Pension contributions are important – especially for women. Some of us may be happy to have the 2018 tax year behind us and the barrage of various investing and savings strategies peppering the tube and TV. The new 2019 tax year brings an opportunity to continue improve one’s financial viability through pension savings, even though retirement may seem far away.
As of April 6, 2019, there are increases to minimum pension contributions for employees (and employers) in automatic pension enrolment schemes. For employees, the minimum contribution increases from 3% to 5%. And employers’ contributions go from 2% to 3%.
A concern with these increases is that some of the people most vulnerable to not having enough savings to retire will opt out of pension contributions. This especially impacts women with caring duties, expenses and lower incomes – because they need the disposable income to meet today’s costs of living. In effect, they could be making a bad situation worse by opting out of what is otherwise a very sensible savings scheme.
Several factors make things challenging for women in particular: the gender pay gap, compounded by women on average saving less than men compounded by existing pension deficits for their age and earnings It means that many women lack sufficient savings to pay for their own retirement and old age care.

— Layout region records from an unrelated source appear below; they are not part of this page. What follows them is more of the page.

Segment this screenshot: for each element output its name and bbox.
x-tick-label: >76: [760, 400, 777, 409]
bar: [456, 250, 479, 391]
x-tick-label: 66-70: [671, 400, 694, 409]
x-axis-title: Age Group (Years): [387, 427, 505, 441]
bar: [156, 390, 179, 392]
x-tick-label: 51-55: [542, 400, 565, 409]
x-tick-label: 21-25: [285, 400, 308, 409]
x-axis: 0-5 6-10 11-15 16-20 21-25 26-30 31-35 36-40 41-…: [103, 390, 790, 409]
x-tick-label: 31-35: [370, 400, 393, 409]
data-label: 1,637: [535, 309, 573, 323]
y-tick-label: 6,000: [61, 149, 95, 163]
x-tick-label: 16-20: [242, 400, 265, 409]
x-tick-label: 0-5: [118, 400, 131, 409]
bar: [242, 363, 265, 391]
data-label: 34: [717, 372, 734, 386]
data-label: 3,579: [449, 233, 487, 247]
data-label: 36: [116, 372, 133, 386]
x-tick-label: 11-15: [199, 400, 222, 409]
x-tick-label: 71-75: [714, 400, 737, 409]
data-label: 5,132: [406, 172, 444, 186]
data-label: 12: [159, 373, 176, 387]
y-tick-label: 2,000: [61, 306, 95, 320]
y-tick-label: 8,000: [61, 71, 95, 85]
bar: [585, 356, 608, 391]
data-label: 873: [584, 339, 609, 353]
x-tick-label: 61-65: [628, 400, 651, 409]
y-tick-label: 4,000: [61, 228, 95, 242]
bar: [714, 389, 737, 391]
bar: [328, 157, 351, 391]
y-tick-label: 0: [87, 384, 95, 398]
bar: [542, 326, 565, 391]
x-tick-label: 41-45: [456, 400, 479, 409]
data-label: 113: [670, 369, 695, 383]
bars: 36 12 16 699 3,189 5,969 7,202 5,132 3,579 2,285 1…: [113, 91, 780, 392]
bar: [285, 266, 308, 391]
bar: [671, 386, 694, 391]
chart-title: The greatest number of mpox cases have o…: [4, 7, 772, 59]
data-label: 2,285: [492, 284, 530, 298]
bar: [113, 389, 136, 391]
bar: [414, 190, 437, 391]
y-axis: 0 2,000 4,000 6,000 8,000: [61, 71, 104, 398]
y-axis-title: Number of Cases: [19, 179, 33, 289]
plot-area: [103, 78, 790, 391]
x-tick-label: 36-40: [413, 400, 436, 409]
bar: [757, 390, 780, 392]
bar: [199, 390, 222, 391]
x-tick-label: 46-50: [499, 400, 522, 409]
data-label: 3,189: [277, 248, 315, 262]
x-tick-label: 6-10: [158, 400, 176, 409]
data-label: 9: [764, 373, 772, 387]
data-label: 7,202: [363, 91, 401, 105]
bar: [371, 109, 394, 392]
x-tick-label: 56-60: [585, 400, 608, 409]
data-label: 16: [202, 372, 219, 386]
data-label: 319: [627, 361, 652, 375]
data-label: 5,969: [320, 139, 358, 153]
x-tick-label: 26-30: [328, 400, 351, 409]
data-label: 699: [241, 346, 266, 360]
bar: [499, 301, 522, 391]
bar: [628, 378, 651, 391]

Here are some startling statistics:
- Median pension wealth for married men is £53,000 and for married women is £10,000
- 55% of women age 30–49 have not thought about how they will pay for their long-term care
- Over the last decade men’s occupational pensions have risen 83% more per week than women’s – £23 for women and £42 for men
- The average cost of residential care for women aged 65-74 entering a care home is £132,000 versus £82,000 for men
- 71% of divorced people did not discuss their pension during divorce proceedings
- The median pension wealth for divorced and separated men and women is £30,000 vs £9,000 and £12,000 vs £0 respectively
Saving for retirement can be a hard thing, but not having enough to retire and support oneself can have devastating consequences in later life. Hopefully for vulnerable groups like women, the increase from 3% to 5% for minimum pension contributions won’t be a hurdle too high – the reward being a more secure financial future.